If your construction company uses the percentage-of-completion method to account for long-term contracts, consider electing the “10% method” on your 2017 return (if you haven’t already done so on a previous return).

This method allows you to defer recognition of gross profits on jobs that are less-than-10% complete as of the last day of the tax year. Be aware that, once you make the election, you’re required to defer profits on all eligible jobs, this year and in future years, unless you apply to the IRS for a change in accounting method.

Depreciable incentives

A good strategy for generating deductions in 2017 may be to take advantage of depreciation-related tax breaks. It’s a particularly opportune time to acquire assets that qualify for “bonus depreciation.” Currently, this tax break allows you to deduct 50% of the cost of certain depreciable assets, on top of regular depreciation deductions. This percentage is scheduled to drop to 40% in 2018 and to 30% in 2019, after which the deduction faces elimination.

Bonus depreciation is available for new assets that fall into one of four categories:

  1. Tangible depreciable property with a recovery period of 20 years or less,
  2. Water utility property,
  3. Computer software, or
  4. “Qualified improvement property.”

Qualified improvement property includes any improvement to the interior of a nonresidential building that’s placed in service after the building was first placed in service (other than elevators, escalators or internal structural framework).

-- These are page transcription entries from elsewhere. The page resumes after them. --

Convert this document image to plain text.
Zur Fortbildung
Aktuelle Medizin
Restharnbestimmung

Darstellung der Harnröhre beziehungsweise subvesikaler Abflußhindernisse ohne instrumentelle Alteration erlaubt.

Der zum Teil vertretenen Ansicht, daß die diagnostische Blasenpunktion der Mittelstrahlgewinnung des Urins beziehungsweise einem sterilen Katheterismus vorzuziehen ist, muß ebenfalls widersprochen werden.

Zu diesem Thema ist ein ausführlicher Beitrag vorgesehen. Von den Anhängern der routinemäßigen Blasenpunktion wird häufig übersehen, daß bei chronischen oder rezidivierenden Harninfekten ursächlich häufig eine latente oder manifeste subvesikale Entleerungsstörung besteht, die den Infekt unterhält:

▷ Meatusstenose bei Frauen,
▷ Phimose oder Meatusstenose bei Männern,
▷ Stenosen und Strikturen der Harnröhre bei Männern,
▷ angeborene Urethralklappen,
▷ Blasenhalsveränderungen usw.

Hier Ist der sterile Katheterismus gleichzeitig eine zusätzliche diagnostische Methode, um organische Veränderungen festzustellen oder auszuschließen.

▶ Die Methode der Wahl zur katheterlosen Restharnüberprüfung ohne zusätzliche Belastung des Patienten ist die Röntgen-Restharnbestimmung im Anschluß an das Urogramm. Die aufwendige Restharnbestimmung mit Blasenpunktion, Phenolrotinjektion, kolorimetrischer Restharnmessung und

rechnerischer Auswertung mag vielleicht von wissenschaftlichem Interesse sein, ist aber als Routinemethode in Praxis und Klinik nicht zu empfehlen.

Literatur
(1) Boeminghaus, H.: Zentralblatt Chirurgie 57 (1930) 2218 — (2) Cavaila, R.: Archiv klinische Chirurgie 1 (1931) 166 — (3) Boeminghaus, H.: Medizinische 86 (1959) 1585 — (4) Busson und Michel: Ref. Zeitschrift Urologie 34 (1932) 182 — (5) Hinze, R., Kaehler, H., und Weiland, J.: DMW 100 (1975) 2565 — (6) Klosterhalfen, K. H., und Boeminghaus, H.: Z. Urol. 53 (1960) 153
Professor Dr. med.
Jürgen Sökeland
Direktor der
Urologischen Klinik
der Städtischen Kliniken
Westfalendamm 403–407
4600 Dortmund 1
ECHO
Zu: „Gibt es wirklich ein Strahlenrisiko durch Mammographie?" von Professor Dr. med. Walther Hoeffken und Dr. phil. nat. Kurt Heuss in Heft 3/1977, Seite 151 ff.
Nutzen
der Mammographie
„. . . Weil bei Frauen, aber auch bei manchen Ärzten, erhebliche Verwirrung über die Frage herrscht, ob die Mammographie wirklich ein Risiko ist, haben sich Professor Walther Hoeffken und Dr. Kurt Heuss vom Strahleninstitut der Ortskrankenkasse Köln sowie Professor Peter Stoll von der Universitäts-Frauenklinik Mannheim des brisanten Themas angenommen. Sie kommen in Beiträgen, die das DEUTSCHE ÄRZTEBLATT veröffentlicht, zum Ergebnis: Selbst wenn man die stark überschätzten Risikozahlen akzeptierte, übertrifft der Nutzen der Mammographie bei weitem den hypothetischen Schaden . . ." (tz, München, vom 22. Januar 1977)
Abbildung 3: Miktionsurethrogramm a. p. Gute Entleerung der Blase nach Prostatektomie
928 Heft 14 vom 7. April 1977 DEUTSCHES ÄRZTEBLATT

Another option is Section 179 expensing, which allows you to deduct 100% of the cost of qualified depreciable assets, such as equipment and vehicles. One advantage it has over bonus depreciation is that Sec. 179 expensing is available for both new and used assets. On the other hand, there’s a cap on expensing ($510,000 in 2017) and the deduction is phased out once a company’s total purchases exceed a certain threshold ($2.03 million in 2017).

Tax credits

Tax credits are always a worthy area of exploration. There are a couple of noteworthy ones to look into.

First, consider the research credit (sometimes called the R&D credit). It isn’t limited to pharmaceutical, biotech, software and manufacturing companies. If you commit resources to developing new construction techniques, improving business processes or other innovations, you may be eligible for the credit — which can reach as high as 6.5% of qualified research expenditures.

Second, don’t overlook the domestic production activities deduction. It allows you to deduct up to 9% of your income from “qualified production activities,” including many activities related to constructing or substantially renovating real property located in the United States.

The big tax picture

These are just a few of many year-end strategies to consider. Again, work with your CPA to develop a comprehensive strategy based on your construction company’s overall situation. In addition to year-end moves, discuss longer-term strategies that may improve your tax picture. These include re-evaluating your entity choice and changing your accounting method.

How will tax reform impact year-end planning?

As you review your year-end tax planning options, be sure to consider the potential impact of tax reform. As of this writing, both the White House and members of Congress have proposed reducing corporate and individual tax rates and revising a variety of deductions, credits, exemptions and other tax benefits.

If it appears that your tax rate will drop in 2018, for example, the benefits of deferring income and accelerating deductions will be even greater. On the other hand, if you believe your effective tax rate will go up next year, it may make sense to shift some income into 2017. 

But don’t assume that lower tax rates automatically translate into lower taxes. Some proposals would reduce the number of individual income tax brackets from seven to three, while reducing the top rate from 39.6% to 33%. As a result, many taxpayers would enjoy lower tax rates, but some would experience an increase. For example, taxpayers currently near the top of the 28% bracket would find themselves in the 33% bracket under the proposed tax table, an increase of 5%.